Can my child bypass Chrome website blocks?

It depends on the method. Extensions are easy to bypass (uninstall or switch browsers). Chrome policies and the hosts file require admin access to undo. DNS filtering at the router level is the hardest for a child to circumvent, especially if you also set a strong router password.

Do website blocks affect Chrome on all my devices?

No — each method applies to the device or network where it’s configured. The hosts file and Chrome policies affect only the specific computer. DNS filtering on your router affects all devices on that network. For multi-device management, use a cloud-based DNS service like NextDNS with device-level profiles.

How do I unblock a website I previously blocked?

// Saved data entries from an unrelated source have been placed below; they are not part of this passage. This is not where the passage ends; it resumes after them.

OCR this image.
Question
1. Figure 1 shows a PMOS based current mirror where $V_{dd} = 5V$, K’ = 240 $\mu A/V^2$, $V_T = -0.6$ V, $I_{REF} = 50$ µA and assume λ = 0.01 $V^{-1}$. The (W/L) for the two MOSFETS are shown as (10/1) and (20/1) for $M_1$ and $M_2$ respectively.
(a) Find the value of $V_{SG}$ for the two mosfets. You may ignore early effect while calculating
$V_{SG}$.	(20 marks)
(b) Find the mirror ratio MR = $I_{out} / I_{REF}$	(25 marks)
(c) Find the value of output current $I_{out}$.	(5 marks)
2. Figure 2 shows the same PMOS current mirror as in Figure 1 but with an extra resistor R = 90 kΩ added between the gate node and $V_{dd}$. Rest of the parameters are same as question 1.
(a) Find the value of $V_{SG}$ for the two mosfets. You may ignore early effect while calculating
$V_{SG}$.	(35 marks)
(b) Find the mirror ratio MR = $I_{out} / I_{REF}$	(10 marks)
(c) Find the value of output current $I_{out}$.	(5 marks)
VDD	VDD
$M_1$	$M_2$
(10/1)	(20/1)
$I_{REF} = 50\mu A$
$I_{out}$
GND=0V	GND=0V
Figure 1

Reverse the steps for whichever method you used. For extensions, open the extension settings and remove the site. For Chrome policies, delete the registry key (Windows), run sudo defaults delete com.google.Chrome URLBlocklist (macOS), or delete the JSON file (Linux). For the hosts file, edit it and remove the relevant lines.


Final Thoughts

Chrome doesn’t ship with a built-in website blocker, but there’s no shortage of ways to add one. Here’s a practical decision framework:

  • For a quick personal block during a work session → use a Chrome extension.
  • For managing a child’s browsing → use Google Family Link or DNS filtering.
  • For a business or school → use Chrome policies deployed via your IT admin.
  • For maximum system-wide protection → combine the hosts file with DNS filtering at the router level.
  • For productivity and focus → use a dedicated blocking browser like Browwwser that removes the temptation to disable your own blocks.

The strongest setups layer multiple methods together. A DNS filter handles broad categories, Chrome policies catch specific URLs, and the hosts file adds system-wide redundancy. Whatever combination you choose, the key is to make blocking harder to undo than the five seconds of impulse it takes to visit a distracting site.